Molly Purebred: FTA: One rescuer suffered a broken leg during Friday's search operation.Is it ironic that the people that got lost a second night in a row didn't break a leg?Notabunny: Test your equipment before heading out[img.photobucket.com image 640x448]CLASSIC
thisisyourbrainonFark: Fell walkers
pktloss: When I lived in NYC I was quite lost one day around midday, and asked a police officer which way north was, he looked confused. I asked where uptown was and he answered readily. He wasn't an idiot, I just don't think it's a normal way for a lot of people to think in a city.
pktloss: I just don't think it's a normal way for a lot of people to think in a city.

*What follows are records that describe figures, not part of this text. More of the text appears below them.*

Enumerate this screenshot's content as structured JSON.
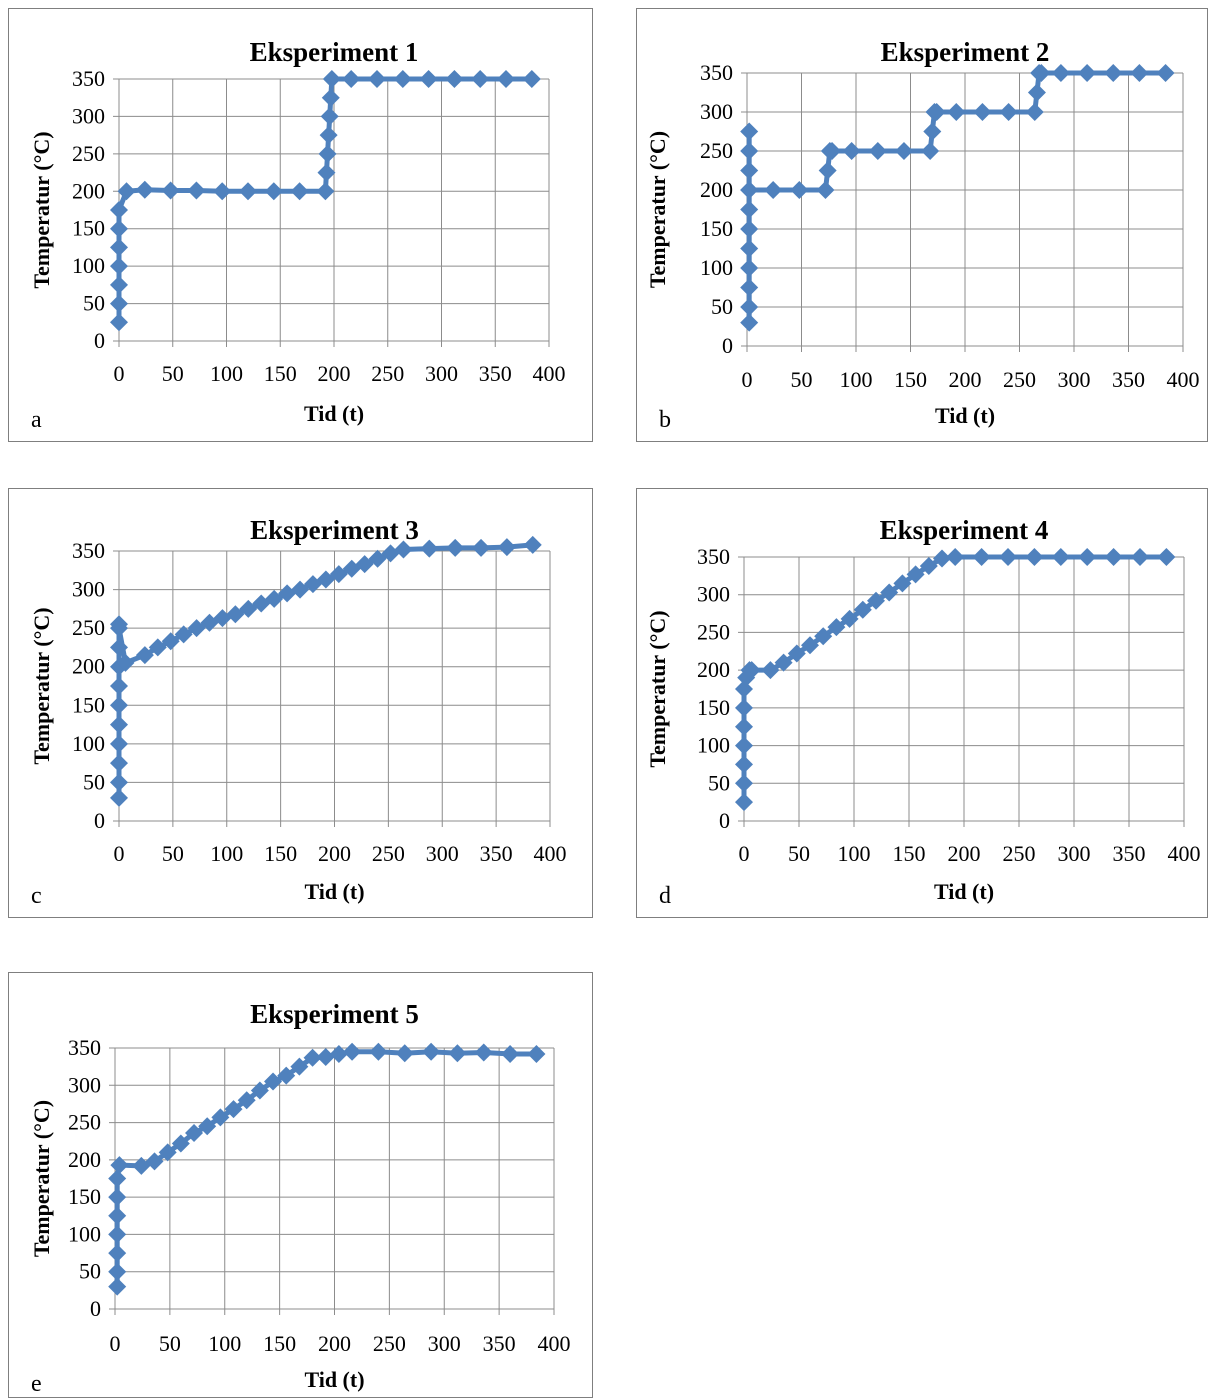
{
  "chart_data": [
    {
      "type": "line",
      "panel_label": "a",
      "title": "Eksperiment 1",
      "xlabel": "Tid (t)",
      "ylabel": "Temperatur (°C)",
      "xlim": [
        0,
        400
      ],
      "ylim": [
        0,
        350
      ],
      "xticks": [
        "0",
        "50",
        "100",
        "150",
        "200",
        "250",
        "300",
        "350",
        "400"
      ],
      "yticks": [
        "0",
        "50",
        "100",
        "150",
        "200",
        "250",
        "300",
        "350"
      ],
      "grid": true,
      "marker": "diamond",
      "color": "#4f81bd",
      "series": [
        {
          "x": [
            0,
            0,
            0,
            0,
            0,
            0,
            0,
            7,
            24,
            48,
            72,
            96,
            120,
            144,
            168,
            192,
            193,
            194,
            195,
            196,
            197,
            198,
            216,
            240,
            264,
            288,
            312,
            336,
            360,
            384
          ],
          "y": [
            25,
            50,
            75,
            100,
            125,
            150,
            175,
            200,
            202,
            201,
            201,
            200,
            200,
            200,
            200,
            200,
            225,
            250,
            275,
            300,
            325,
            350,
            350,
            350,
            350,
            350,
            350,
            350,
            350,
            350
          ]
        }
      ]
    },
    {
      "type": "line",
      "panel_label": "b",
      "title": "Eksperiment 2",
      "xlabel": "Tid (t)",
      "ylabel": "Temperatur (°C)",
      "xlim": [
        0,
        400
      ],
      "ylim": [
        0,
        350
      ],
      "xticks": [
        "0",
        "50",
        "100",
        "150",
        "200",
        "250",
        "300",
        "350",
        "400"
      ],
      "yticks": [
        "0",
        "50",
        "100",
        "150",
        "200",
        "250",
        "300",
        "350"
      ],
      "grid": true,
      "marker": "diamond",
      "color": "#4f81bd",
      "series": [
        {
          "x": [
            2,
            2,
            2,
            2,
            2,
            2,
            2,
            2,
            2,
            2,
            2,
            2,
            24,
            48,
            72,
            74,
            76,
            78,
            96,
            120,
            144,
            168,
            170,
            172,
            174,
            192,
            216,
            240,
            264,
            266,
            268,
            270,
            288,
            312,
            336,
            360,
            384
          ],
          "y": [
            30,
            50,
            75,
            100,
            125,
            150,
            175,
            200,
            225,
            250,
            275,
            200,
            200,
            200,
            200,
            225,
            250,
            250,
            250,
            250,
            250,
            250,
            275,
            300,
            300,
            300,
            300,
            300,
            300,
            325,
            350,
            350,
            350,
            350,
            350,
            350,
            350
          ]
        }
      ]
    },
    {
      "type": "line",
      "panel_label": "c",
      "title": "Eksperiment 3",
      "xlabel": "Tid (t)",
      "ylabel": "Temperatur (°C)",
      "xlim": [
        0,
        400
      ],
      "ylim": [
        0,
        350
      ],
      "xticks": [
        "0",
        "50",
        "100",
        "150",
        "200",
        "250",
        "300",
        "350",
        "400"
      ],
      "yticks": [
        "0",
        "50",
        "100",
        "150",
        "200",
        "250",
        "300",
        "350"
      ],
      "grid": true,
      "marker": "diamond",
      "color": "#4f81bd",
      "series": [
        {
          "x": [
            0,
            0,
            0,
            0,
            0,
            0,
            0,
            0,
            0,
            0,
            0,
            6,
            24,
            36,
            48,
            60,
            72,
            84,
            96,
            108,
            120,
            132,
            144,
            156,
            168,
            180,
            192,
            204,
            216,
            228,
            240,
            252,
            264,
            288,
            312,
            336,
            360,
            384
          ],
          "y": [
            30,
            50,
            75,
            100,
            125,
            150,
            175,
            200,
            225,
            255,
            250,
            205,
            215,
            225,
            233,
            242,
            250,
            257,
            263,
            268,
            275,
            282,
            288,
            295,
            300,
            307,
            313,
            320,
            327,
            333,
            340,
            347,
            352,
            353,
            354,
            354,
            355,
            358
          ]
        }
      ]
    },
    {
      "type": "line",
      "panel_label": "d",
      "title": "Eksperiment 4",
      "xlabel": "Tid (t)",
      "ylabel": "Temperatur (°C)",
      "xlim": [
        0,
        400
      ],
      "ylim": [
        0,
        350
      ],
      "xticks": [
        "0",
        "50",
        "100",
        "150",
        "200",
        "250",
        "300",
        "350",
        "400"
      ],
      "yticks": [
        "0",
        "50",
        "100",
        "150",
        "200",
        "250",
        "300",
        "350"
      ],
      "grid": true,
      "marker": "diamond",
      "color": "#4f81bd",
      "series": [
        {
          "x": [
            0,
            0,
            0,
            0,
            0,
            0,
            0,
            2,
            5,
            7,
            24,
            36,
            48,
            60,
            72,
            84,
            96,
            108,
            120,
            132,
            144,
            156,
            168,
            180,
            192,
            216,
            240,
            264,
            288,
            312,
            336,
            360,
            384
          ],
          "y": [
            25,
            50,
            75,
            100,
            125,
            150,
            175,
            190,
            200,
            200,
            200,
            210,
            222,
            233,
            245,
            257,
            268,
            280,
            292,
            303,
            315,
            327,
            338,
            348,
            350,
            350,
            350,
            350,
            350,
            350,
            350,
            350,
            350
          ]
        }
      ]
    },
    {
      "type": "line",
      "panel_label": "e",
      "title": "Eksperiment 5",
      "xlabel": "Tid (t)",
      "ylabel": "Temperatur (°C)",
      "xlim": [
        0,
        400
      ],
      "ylim": [
        0,
        350
      ],
      "xticks": [
        "0",
        "50",
        "100",
        "150",
        "200",
        "250",
        "300",
        "350",
        "400"
      ],
      "yticks": [
        "0",
        "50",
        "100",
        "150",
        "200",
        "250",
        "300",
        "350"
      ],
      "grid": true,
      "marker": "diamond",
      "color": "#4f81bd",
      "series": [
        {
          "x": [
            2,
            2,
            2,
            2,
            2,
            2,
            2,
            4,
            24,
            36,
            48,
            60,
            72,
            84,
            96,
            108,
            120,
            132,
            144,
            156,
            168,
            180,
            192,
            204,
            216,
            240,
            264,
            288,
            312,
            336,
            360,
            384
          ],
          "y": [
            30,
            50,
            75,
            100,
            125,
            150,
            175,
            193,
            192,
            198,
            210,
            222,
            236,
            245,
            257,
            268,
            280,
            293,
            305,
            313,
            325,
            337,
            338,
            342,
            345,
            345,
            343,
            345,
            343,
            344,
            342,
            342
          ]
        }
      ]
    }
  ]
}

Fear the Clam: skinink: I see people get lost in the city too easily (just the other day some lady was lost even though she had the GPS on her iPhone on and couldn't figure out how to use the map on the phone) so I can't imagine people would be any better out in the woods.A few years ago, a college-age woman asked me which direction was west. This was on Houston Street in Manhattan at sundown.
StreetlightInTheGhetto: Your mind just gets stuck sometimes. I spent my youth knowing that toward one lake was East, toward a river/Canada was South. Spent the week with a lake to the West of me, and had to do plenty of double takes before I got my bearings around camp and driving around. And I've lived on that side of the state before... but I still default to my growing up directional references, at least for a few seconds before my critical thinking catches up to my knee-jerk reaction.
Crazy Lee: Getting lost, unintentionally? It's more likely than you think. Not overgrown and rocky (with poor visibility), either:One of my favorites from a drier clime: http://www.fjcruiserforums.com/forums/trail-use-safety-education/61292 -unsolved-missing-family-death-valley.html[img2-3.timeinc.net image 270x270]/hot, like the desert//a movie with nothing but atmosphere
filter: We often get foreign (usually German) tourists who wind up dead. Just because the trails around here are only an hour or two out of the city doesn't mean a sudden change in the weather won't kill you.
clear_prop: The kicker? The mom was a science teacher.